The Court decision can be criticized as it appears to neglect a few fundamental principles.
In our view, it is implied in the accounting notion of a “capital loss” that the taxpayer should have the ownership or possession of the assets on which the capital loss is realized. Under accounting law, a taxpayer can only realize a capital loss on shares to the extent that the shares were acquired at a certain price and disposed of at a lower price. That difference constitutes a non-deductible capital loss on shares in the sense of article 198, §1, 7° ITC 1992. This presupposes that shares were recorded as assets on the balance sheet of the Belgian subsidiary, which was not the case in the given situation.
Furthermore, we consider it defendable that the costs are characterized as personnel costs at the level of the Belgian subsidiary.

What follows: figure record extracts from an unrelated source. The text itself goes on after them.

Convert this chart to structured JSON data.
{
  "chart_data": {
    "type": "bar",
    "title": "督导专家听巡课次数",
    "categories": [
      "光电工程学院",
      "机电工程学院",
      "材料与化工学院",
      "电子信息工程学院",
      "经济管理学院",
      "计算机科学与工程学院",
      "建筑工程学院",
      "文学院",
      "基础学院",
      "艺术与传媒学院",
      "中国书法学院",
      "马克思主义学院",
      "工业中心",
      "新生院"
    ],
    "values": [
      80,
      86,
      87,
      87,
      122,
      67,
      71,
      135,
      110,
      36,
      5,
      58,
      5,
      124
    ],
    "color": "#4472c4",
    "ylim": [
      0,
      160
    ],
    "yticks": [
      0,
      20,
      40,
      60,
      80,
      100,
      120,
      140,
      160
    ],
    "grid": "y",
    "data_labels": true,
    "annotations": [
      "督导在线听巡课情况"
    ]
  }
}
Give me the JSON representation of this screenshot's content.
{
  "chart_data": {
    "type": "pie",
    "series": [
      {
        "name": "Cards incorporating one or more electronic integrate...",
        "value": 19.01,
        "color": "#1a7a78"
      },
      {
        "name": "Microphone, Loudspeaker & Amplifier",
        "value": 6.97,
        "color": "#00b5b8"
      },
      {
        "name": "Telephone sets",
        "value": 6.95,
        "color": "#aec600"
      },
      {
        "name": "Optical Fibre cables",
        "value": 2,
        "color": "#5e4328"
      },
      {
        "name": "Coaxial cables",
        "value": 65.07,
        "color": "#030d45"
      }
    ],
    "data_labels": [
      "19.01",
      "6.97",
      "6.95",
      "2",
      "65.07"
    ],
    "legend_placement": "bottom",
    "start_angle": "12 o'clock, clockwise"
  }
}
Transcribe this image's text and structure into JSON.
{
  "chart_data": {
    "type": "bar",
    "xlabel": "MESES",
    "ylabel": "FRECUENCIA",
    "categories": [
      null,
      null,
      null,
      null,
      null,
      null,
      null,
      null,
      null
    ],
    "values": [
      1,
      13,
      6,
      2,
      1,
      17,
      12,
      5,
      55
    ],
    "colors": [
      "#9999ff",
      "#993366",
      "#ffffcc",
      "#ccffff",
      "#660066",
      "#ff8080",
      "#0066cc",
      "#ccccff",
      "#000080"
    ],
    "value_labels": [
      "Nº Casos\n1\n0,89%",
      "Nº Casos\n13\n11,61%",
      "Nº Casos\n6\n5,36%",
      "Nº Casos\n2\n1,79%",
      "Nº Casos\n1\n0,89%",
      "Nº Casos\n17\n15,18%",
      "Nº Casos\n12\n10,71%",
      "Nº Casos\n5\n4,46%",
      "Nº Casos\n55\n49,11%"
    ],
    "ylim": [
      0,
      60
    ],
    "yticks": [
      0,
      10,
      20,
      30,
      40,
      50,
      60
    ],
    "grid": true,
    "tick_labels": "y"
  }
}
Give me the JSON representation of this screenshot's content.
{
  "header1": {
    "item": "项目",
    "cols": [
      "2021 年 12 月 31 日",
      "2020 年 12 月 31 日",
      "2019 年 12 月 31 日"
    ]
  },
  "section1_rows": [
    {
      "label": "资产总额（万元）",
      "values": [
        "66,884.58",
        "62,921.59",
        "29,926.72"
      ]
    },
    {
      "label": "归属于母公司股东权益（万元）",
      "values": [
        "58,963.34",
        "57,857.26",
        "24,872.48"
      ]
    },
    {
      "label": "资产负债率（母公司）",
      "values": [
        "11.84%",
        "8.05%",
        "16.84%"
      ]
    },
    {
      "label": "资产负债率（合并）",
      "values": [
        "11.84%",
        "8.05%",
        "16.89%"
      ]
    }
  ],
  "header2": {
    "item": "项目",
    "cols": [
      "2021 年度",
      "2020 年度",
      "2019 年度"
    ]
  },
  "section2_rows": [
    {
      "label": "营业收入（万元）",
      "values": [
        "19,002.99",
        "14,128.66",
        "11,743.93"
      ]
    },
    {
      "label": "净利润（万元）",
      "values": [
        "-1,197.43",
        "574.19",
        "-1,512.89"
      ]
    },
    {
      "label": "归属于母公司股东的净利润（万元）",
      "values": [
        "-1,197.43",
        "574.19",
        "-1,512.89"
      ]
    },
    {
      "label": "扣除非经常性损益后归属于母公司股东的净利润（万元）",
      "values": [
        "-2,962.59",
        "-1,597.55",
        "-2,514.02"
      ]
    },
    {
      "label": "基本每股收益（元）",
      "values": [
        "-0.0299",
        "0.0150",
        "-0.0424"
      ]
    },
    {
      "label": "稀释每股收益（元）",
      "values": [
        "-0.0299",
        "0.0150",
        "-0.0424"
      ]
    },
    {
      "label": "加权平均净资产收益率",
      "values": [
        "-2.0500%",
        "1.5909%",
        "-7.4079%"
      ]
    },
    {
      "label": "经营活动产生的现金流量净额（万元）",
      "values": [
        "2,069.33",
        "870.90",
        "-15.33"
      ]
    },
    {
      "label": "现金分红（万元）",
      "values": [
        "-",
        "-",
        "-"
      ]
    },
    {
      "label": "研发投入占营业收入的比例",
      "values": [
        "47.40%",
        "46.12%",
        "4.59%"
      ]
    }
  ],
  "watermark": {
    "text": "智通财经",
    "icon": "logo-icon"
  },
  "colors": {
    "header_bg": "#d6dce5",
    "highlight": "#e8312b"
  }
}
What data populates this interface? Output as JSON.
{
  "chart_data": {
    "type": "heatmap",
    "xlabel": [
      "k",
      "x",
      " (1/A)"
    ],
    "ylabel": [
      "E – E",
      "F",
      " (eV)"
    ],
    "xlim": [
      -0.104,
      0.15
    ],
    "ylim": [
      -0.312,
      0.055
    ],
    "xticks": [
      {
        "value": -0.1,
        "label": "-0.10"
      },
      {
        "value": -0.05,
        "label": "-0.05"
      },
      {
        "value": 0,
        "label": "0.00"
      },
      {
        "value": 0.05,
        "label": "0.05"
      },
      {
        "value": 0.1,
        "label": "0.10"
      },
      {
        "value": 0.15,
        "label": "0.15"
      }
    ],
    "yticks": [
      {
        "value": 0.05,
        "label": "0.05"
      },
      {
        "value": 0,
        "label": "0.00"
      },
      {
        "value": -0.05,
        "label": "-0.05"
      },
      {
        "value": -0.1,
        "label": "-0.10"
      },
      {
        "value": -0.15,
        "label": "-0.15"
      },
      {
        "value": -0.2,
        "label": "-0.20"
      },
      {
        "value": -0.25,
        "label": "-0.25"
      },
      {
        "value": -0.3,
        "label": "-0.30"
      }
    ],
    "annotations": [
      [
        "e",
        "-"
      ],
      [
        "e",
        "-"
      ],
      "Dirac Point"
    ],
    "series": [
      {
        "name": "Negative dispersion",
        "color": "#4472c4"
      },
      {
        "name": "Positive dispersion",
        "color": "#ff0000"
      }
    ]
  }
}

The remuneration of employees is explicitly defined as a deductible business expense in article 52, 3° ITC 1992. The tax authorities’ position in general in this respect is that costs incurred to grant benefits in kind to employees, constitute deductible business expenses (commentary ITC 1992, nr. 57/4).
The taxpayer is currently contemplating lodging an appeal with the Supreme Court. If the judgment of the Court of Appeal would become final, this may have far-stretching consequences in pending and future tax controversies.